1.Öncelikle Efendimizin şahsiyetli ve Kur’an merkezli önderliğinde, Ali İmran suresinin 64. ayetinde buyrulduğu şekliyle diyalogun sürdürülebilir olduğunu söyleyebilirim:
“Ey kitap ehli, sizinle bizim aramızda ortak eşit bir kelimeye gelin, Allah’tan başkasına ibadet etmeyelim, ona hiçbir şeyi ortak koşmayalım ve birbirimizi Allah’tan başka rab edinmeyelim.”
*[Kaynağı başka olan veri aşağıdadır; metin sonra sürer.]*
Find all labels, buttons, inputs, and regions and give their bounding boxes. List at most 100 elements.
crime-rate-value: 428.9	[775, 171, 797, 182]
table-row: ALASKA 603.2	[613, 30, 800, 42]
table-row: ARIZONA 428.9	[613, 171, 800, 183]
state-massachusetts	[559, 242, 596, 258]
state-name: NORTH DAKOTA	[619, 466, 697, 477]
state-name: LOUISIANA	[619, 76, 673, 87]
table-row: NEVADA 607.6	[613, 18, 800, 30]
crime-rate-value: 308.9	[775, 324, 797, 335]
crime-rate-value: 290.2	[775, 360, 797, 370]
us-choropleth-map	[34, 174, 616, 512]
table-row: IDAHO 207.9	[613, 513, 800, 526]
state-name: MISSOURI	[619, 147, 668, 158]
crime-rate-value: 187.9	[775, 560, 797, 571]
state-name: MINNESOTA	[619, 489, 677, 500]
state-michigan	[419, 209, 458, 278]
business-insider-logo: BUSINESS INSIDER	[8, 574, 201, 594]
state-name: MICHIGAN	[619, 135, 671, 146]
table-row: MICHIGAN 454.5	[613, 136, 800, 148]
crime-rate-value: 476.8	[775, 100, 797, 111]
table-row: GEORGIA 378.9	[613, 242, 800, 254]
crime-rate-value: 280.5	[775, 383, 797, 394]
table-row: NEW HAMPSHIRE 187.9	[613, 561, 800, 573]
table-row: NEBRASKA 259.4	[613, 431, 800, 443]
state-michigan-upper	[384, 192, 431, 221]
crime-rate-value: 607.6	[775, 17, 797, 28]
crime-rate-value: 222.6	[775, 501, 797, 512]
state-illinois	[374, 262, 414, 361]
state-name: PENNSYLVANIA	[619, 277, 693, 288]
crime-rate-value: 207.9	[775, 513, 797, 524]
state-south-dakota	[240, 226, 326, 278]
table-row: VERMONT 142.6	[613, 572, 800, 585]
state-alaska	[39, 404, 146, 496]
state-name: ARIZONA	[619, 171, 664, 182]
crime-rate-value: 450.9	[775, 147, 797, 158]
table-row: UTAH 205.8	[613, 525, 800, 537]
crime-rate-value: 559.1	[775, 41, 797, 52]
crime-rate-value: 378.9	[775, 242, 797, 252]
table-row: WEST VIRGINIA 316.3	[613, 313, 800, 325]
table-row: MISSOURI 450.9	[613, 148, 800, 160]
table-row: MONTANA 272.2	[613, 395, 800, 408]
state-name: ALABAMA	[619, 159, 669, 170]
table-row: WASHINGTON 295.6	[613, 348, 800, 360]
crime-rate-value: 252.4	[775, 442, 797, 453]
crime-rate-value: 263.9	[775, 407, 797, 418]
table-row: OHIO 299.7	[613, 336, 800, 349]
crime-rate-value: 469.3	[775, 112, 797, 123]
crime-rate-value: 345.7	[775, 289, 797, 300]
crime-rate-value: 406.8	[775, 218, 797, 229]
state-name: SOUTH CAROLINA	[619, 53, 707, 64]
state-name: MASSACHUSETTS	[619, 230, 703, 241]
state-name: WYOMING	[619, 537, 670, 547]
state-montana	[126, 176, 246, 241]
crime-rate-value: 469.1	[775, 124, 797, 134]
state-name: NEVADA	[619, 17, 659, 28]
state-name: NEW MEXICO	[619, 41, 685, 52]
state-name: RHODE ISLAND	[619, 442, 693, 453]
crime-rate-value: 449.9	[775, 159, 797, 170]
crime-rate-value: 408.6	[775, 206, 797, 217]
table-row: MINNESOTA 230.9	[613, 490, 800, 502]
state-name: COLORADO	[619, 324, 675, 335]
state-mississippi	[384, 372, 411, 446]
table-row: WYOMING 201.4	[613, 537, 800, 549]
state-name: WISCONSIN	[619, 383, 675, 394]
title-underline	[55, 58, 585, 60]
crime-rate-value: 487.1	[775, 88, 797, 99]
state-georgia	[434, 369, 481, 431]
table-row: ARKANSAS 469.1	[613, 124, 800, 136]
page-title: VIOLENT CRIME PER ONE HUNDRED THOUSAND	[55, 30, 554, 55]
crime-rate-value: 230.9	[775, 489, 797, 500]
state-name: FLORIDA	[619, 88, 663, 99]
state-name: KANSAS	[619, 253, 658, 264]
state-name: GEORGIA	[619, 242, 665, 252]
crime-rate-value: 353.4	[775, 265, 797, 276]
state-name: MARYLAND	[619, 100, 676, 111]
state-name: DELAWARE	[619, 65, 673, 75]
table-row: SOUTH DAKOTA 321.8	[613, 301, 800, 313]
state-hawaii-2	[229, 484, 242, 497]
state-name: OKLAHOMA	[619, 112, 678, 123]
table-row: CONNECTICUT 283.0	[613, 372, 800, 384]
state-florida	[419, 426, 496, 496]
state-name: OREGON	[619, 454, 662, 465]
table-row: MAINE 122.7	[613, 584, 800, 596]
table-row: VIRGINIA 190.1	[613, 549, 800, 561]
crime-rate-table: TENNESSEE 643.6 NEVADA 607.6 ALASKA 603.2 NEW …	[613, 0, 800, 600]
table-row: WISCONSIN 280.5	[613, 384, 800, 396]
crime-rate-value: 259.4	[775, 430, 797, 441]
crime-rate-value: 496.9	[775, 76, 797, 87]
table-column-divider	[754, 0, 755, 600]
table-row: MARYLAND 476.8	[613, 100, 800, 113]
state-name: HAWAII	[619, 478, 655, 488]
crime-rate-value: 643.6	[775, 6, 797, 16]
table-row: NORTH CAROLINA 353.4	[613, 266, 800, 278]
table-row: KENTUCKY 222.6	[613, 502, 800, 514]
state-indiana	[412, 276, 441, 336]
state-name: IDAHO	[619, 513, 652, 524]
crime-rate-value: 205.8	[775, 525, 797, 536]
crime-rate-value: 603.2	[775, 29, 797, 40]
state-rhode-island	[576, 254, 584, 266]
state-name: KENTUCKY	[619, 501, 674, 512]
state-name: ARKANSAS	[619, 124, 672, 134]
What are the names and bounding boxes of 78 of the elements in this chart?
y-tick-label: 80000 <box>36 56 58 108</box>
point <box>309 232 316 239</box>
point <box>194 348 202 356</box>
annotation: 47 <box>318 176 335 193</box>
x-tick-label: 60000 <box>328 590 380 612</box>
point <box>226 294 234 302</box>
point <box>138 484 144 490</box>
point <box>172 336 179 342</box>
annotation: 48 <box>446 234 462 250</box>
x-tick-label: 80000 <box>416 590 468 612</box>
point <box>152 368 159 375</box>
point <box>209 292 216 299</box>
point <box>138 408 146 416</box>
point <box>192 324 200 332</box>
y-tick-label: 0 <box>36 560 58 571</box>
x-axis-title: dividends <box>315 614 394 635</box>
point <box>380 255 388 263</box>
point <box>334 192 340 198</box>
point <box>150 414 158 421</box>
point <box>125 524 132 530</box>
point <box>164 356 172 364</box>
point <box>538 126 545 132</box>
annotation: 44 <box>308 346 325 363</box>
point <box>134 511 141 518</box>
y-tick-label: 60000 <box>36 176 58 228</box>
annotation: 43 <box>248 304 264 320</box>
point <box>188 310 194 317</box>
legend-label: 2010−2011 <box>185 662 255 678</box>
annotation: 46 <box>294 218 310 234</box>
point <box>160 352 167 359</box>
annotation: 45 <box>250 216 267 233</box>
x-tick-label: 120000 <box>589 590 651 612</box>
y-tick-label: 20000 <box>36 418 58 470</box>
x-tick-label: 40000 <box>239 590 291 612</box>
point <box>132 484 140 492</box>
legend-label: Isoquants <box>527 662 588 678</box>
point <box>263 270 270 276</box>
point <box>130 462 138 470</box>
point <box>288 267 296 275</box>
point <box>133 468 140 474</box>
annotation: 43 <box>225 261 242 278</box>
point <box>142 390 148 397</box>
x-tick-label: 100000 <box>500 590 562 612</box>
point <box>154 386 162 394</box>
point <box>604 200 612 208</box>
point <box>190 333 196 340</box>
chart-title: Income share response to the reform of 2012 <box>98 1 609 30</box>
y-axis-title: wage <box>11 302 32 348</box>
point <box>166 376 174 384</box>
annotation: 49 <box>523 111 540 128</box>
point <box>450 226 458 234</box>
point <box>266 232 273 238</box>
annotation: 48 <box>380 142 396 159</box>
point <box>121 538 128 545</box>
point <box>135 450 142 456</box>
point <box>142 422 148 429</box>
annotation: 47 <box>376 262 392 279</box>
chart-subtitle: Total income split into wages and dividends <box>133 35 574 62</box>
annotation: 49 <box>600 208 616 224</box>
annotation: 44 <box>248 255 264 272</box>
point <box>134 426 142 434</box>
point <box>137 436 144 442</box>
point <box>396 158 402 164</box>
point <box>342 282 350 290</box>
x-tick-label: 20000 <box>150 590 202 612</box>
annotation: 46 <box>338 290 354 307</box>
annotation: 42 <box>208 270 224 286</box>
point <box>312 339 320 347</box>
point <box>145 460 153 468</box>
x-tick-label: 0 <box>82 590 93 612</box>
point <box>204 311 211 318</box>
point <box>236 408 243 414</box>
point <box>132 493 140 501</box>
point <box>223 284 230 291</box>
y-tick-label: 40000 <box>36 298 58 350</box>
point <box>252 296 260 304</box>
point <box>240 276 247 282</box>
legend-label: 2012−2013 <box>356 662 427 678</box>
Dikkat edilirse ayet, diyaologun ön şartı olarak tevhidi ortaya koymaktadır. Çünkü müesses kilise (Tüm Katolik, Ortodoks ve Protestanlar buna dâhildir. Zira bu üç mezhebe göre de, Hz. İsa, Tanrı-Baba’nın yeryüzünde insan suretindeki mücessem şeklidir.) Paganizm’den mülhem Teslis’i (Üçlü İlah anlayışını) Hıristiyanlara dayatmışlardır. Karşı çıkan tevhid grupları, Arius gibi katledilmişlerdir. Demek ki onlar tesliste direttikleri sürece, teolojik düzlemde diyalogun anlamı yoktur
2-Müesses Kilise, İslam’ı ve onun Peygamberini, asla vahyi anlamda din olarak kabul etmez. İslam, sadece sosyolojik anlamda heterodoks (sapkın) bir dindir. Peygamberi Muhammed (as) hâşâ, “Anti-christ”, yani şeytandır. Zira diyalogcular açık olarak şunu söylerler:
“Eğer biz Hz. Muhammed’i peygamber veyahut Kur’an’ı ‘Vahyi Kitap’ olarak kabul edersek, o zaman Hıristiyan olmamızın anlamı kalmaz”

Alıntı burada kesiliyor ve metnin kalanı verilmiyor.